GDT has the same letter, so this is not new news to BSX. They knew of this letter when they made the bid; the company knew of the letter in May.
Position in GDT
Morning comments from Katie Townshend, CMT, chief market technician for MKM Partners: - MV Respect - 7:56 AM
"Consumer staples stocks have been unable to get traction on a relative basis. Theoretically, the consumer staples sector becomes more attractive to investors when they fear a decline in the market. The sector's defensive nature insulates it from the cyclical fluctuations that tend to hurt consumer discretionary stocks. Even though market sentiment has become less bullish, the Consumer Staples SPDR (XLP) remains in a long-term downtrend relative to the S&P 500 Index (SPX).
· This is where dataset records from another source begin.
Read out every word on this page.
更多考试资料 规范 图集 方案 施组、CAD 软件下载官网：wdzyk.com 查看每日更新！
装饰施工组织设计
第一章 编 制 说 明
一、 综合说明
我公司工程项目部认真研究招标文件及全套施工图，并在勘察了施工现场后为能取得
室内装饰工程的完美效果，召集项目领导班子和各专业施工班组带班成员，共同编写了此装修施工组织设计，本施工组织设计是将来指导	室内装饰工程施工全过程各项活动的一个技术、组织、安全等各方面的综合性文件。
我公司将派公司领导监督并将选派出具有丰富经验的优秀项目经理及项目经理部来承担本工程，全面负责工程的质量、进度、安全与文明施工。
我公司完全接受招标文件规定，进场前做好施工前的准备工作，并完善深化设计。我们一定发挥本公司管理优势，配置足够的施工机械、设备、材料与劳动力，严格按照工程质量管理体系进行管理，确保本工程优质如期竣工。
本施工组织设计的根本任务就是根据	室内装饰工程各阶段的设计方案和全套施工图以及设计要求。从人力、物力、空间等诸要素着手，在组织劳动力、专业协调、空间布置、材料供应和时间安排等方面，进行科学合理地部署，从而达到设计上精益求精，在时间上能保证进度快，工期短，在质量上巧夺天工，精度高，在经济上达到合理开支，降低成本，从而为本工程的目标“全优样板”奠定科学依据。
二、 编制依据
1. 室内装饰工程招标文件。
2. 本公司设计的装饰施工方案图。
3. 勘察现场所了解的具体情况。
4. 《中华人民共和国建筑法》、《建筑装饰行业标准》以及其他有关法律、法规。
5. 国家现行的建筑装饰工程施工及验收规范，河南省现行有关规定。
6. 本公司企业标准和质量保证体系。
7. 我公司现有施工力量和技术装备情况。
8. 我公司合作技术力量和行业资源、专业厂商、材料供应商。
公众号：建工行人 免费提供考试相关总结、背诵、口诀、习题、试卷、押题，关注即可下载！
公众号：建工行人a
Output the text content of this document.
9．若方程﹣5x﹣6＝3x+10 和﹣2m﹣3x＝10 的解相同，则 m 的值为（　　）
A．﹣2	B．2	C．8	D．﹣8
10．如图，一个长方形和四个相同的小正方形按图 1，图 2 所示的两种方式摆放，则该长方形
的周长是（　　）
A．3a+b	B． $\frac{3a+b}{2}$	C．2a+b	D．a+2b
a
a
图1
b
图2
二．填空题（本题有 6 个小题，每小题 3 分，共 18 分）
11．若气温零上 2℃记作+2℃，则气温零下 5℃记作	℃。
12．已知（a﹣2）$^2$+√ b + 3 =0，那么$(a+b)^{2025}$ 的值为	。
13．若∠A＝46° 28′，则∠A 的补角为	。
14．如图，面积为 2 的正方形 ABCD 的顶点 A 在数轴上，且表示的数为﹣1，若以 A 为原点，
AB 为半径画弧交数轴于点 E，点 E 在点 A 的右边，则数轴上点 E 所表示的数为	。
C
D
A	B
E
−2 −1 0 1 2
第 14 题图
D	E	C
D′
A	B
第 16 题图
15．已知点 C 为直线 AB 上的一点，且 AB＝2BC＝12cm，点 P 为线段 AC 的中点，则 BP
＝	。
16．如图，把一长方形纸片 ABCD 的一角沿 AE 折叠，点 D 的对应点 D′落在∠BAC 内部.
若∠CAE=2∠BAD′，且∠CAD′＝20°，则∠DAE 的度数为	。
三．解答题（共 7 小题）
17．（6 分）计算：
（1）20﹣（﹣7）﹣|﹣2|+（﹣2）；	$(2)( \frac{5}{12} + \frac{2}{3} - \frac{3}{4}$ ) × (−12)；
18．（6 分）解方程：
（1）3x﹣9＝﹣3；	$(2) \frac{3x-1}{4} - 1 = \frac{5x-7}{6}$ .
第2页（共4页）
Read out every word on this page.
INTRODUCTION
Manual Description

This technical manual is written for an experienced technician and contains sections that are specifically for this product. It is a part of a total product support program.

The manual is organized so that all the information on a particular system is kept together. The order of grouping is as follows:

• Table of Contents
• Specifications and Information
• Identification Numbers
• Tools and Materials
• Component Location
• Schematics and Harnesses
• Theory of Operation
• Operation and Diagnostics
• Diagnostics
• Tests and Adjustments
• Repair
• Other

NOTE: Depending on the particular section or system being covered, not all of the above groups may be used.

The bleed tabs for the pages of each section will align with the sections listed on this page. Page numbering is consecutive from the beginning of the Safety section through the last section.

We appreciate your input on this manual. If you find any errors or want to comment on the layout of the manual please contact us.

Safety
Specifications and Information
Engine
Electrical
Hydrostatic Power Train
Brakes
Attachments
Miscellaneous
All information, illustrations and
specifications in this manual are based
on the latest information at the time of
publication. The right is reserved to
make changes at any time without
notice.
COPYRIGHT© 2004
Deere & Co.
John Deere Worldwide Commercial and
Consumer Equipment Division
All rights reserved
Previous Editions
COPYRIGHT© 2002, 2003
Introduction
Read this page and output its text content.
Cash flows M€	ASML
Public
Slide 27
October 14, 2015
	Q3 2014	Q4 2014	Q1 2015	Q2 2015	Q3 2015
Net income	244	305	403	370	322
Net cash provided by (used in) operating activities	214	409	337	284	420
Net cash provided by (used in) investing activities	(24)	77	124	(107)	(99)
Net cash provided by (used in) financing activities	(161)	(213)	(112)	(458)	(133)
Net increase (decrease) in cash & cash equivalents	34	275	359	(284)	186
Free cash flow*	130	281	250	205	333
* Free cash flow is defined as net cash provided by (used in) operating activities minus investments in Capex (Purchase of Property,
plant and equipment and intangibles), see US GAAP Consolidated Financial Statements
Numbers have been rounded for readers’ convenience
We think the trend of under-performance will come to an end if the market sees a deeper correction.
The long-term posture of the XLPs improved when the trading range was resolved to the upside in December 2005. The breakout has not seen positive follow-through, although we continue to believe that downside risk is limited due to the proximity of support. Despite having lagged the broader market, the XLPs have managed to hold up above their 40-week (200-day) moving average and important support near XLP 23.25. Secondary support is at the September/ October 2005 lows. The posture of our momentum and overbought/oversold indicators is neutral, so we believe the most likely course is sideways for the XLPs. This could be bullish if the market continues lower as we expect; sideways action in a declining market would translate into an improving relative strength outlook for the XLPs."